Bundan sonra da yine bir zorluk vardı. Hadislere göre, Meryem
oğlu beyaz bir minarenin yanında ortaya çıkacaktı. Bizim “Mesih” bununda bir
çaresini düşündü ve gelip bu minareyi kendisi yaptırdı. Saf ve sade müslümanlar
için, adı geçen minarenin hadislere göre daha önceden bu­lunması gerekirken
“Vaadedilen Mesih’in bunu sonradan istediği yerde yaptırdığını düşünme ve
anlamalarının mümkün olmadığı hesaplanmış ol­sa gerek.

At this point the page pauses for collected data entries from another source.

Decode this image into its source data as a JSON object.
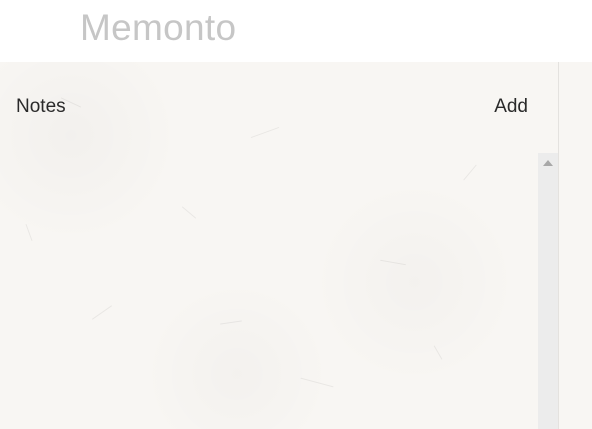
{
  "app": {
    "title": "Memonto"
  },
  "notes_pane": {
    "title": "Notes",
    "add_label": "Add",
    "items": []
  },
  "icons": {
    "scroll_up": "triangle-up-icon"
  },
  "colors": {
    "title": "#c6c6c6",
    "paper": "#f8f6f3",
    "text": "#2a2a2a",
    "scrollbar_track": "#ececec",
    "scroll_arrow": "#a8a8a8"
  }
}
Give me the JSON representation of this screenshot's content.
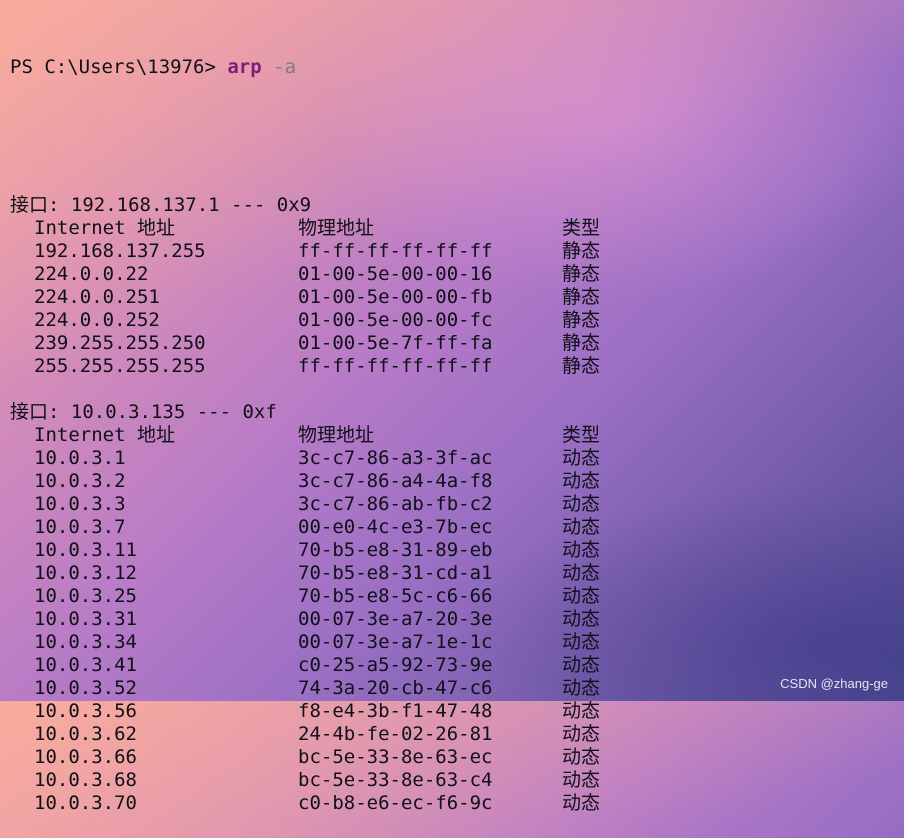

Son bir pürüz daha vardı ve bu kolay bir mesele değildi.
Hadislere göre, Meryem oğlu Îsa, Deccâl’i Lod kapısında öldürecekti. Bu zor
mese­lenin üstesinden gelinmek için türlü çeşit te’vil ve hilelere başvuruldu.
Bazen, Lod’un, Kudüs’ün köylerinden biri olduğu teslim edildi (Evhâm’in Defi,
İzâle-yi Evham, Lahor baskısı, s. 220). Bazen, Lod kelimesinin as­lında yersiz
kavga çıkaran kişiler için kullanıldığı ileri sürüldü. Yani bu zât’a göre,
Deccâl’in yersiz ve sebepsiz çıkardığı kavga ve olaylar son haddini bulunca, bu
kavga ve tartışmalara son verilecektir. (Evhamın Defi, s. 730). Fakat bunlar da
tatmin edici bulunmayınca, Lod’tan, Ludhiyana (Hindistan’ın Pencap Eyaletinde
bulunan bir kent) şehri kastedildiği, bu şehrin kapısında Deccâl’in
öldürülmesinden de bütün muhalefet ve karşı koymalarına rağmen, Mirza Gulam
Ahmed’in eline ilk önce bu kent­te biat edilmesi kastedildiği iddia edildi
(el-hud’a, s. 91).

Bu te’vil ve sudan gerekçeleri gören herkes, Mirza Gulam
Ahmed’in peygamber ve “Vaadedilen Mesih” olarak ortaya çıkışının düpedüz bir
ya­lan ve sahte bir kişiliğe bürünme olayından başka bir şey olmadığını he­men
anlayacaktır.

5.4. AHMEDÎ VEYA KADIYANÎLERİN BATIL
FİKİRLERİNİN REDDİ

5.4.1.
Nass’lardan Kaçış

Bir mesele, Allah (cc.) ve O’nun Rasûlü (a.s.) tarafından açık
seçik nass’lar ile halledilmişse, bu sahih nassları bir yana bırakıp, aslında
ko­nuyla doğrudan ilişkisi olmayan başka âyet ve hadislerden gelişigüzel
an­lamlar çıkarmak hakikaten büyük bir günah ve dalalet olup, açıkça Allah’a ve
Peygamber (a.s.)’e isyan etmektir. Cenab-ı Allah ve Rasûlullah (a.s.)’ın emir ve
talimatına alenen karşı gelip başka bir yol tutmak şirktir. Ama bundan daha
korkunç olanı, Allah ve Resûlü’nün emir ve talimatına tam aykırı hareket
etmesine rağmen bu davranışı yine Allah ve Rasûlü’nün söz ve buyruklarına başka
başka anlamlar vermek suretiyle haklı çıkarmaya çalışmaktır.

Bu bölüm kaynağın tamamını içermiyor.